Associations between hepatitis B virus basal core promoter/pre-core region mutations and the risk of acute-on-chronic liver failure: A meta-analysis

Abstract

Background: Several studies have suggested a relationship between hepatitis B virus (HBV) basal core promoter/pre-core mutations and HBV-induced acute-on-chronic liver failure (ACLF). Therefore, we evaluated this potential relationship using a meta-analysis. Methods: Chinese or English studies from 1966 to January 31, 2014 were included in the analysis. A random or fixed-effects model was used to merge the odds ratios (ORs). Results: We identified 31 case-control studies containing a total population of 1995 ACLF and 3822 chronic hepatitis B (CHB) patients.
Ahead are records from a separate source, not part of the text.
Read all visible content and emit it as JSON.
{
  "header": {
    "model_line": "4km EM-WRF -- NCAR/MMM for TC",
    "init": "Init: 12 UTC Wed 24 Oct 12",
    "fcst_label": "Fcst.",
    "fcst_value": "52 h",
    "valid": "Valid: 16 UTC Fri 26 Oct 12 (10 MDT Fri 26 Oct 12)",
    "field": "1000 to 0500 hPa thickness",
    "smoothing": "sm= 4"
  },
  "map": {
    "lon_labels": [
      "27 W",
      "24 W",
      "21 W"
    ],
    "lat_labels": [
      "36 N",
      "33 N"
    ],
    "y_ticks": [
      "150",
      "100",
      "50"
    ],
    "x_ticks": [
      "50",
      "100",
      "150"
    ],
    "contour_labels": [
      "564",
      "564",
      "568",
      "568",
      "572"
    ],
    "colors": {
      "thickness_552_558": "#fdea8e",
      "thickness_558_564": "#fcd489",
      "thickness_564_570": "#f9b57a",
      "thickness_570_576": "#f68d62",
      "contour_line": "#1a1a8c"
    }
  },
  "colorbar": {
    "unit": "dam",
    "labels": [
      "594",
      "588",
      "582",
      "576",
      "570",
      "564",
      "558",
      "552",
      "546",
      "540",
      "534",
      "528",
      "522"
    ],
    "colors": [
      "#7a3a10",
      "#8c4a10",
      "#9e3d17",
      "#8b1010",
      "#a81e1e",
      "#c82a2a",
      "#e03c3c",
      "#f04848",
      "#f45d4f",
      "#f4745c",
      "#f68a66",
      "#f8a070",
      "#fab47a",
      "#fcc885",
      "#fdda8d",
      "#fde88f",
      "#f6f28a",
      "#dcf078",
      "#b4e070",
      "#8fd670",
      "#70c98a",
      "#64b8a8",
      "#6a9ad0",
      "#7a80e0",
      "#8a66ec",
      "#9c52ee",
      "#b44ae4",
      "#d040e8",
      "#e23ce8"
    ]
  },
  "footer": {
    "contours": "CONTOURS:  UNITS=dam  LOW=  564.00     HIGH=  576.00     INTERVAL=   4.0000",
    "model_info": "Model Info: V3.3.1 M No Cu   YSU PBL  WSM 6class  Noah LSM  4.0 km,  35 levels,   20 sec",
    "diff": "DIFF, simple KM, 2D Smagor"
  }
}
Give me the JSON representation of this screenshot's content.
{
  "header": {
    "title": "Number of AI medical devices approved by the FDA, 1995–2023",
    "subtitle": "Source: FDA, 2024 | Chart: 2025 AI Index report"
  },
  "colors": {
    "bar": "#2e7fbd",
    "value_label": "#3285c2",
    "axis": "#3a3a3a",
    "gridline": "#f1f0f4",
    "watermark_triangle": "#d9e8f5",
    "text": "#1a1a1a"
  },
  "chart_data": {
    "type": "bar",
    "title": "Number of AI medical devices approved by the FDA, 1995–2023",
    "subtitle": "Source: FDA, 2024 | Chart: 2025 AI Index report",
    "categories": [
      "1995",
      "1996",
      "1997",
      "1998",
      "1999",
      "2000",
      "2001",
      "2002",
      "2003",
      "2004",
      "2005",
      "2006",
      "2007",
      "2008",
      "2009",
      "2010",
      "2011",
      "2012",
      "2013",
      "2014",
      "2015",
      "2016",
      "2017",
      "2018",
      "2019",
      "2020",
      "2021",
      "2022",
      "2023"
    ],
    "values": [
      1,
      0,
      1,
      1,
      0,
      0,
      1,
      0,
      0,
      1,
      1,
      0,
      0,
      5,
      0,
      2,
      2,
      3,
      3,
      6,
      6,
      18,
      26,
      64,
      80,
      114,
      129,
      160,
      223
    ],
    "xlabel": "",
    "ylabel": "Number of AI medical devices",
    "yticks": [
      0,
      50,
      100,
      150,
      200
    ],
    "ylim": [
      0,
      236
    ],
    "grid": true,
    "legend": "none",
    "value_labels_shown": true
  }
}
Several mutations were significantly correlated with ACLF: T1753V (1.889, 95 % confidence interval (CI) [1.357-2.631]), A1762T (2.696 [2.265-3.207]), G1764A (3.005 [2.077-4.347]), A1762T/G1764A (2.379 [1.519-3.727]), C1766T (1.849 [1.403-2.437]), T1768A (2.440 [1.405-3.494]), A1846T (3.163 [2.157-4.639]), G1896A (2.181 [1.800-2.642]), G1899A (3.569 [2.906-4.385]) and G1896A/A1762T/G1764A (1.575 [1.172-2.116]). Additionally, HBeAg-negative status was also statistically significant for the progression to ACLF (OR = 2.813, 95 % CI = 2.240-3.533, p < 0.001). However, there was no association between ACLF development and HBV genotype. Conclusions: The HBV basal core promoter/pre-core mutations T1753V, A1762T, G1764A, C1766T, T1768A, A1846T, G1896A and G1899A, and an HBeAg-negative status correlate with an increased risk of HBV-ACLF.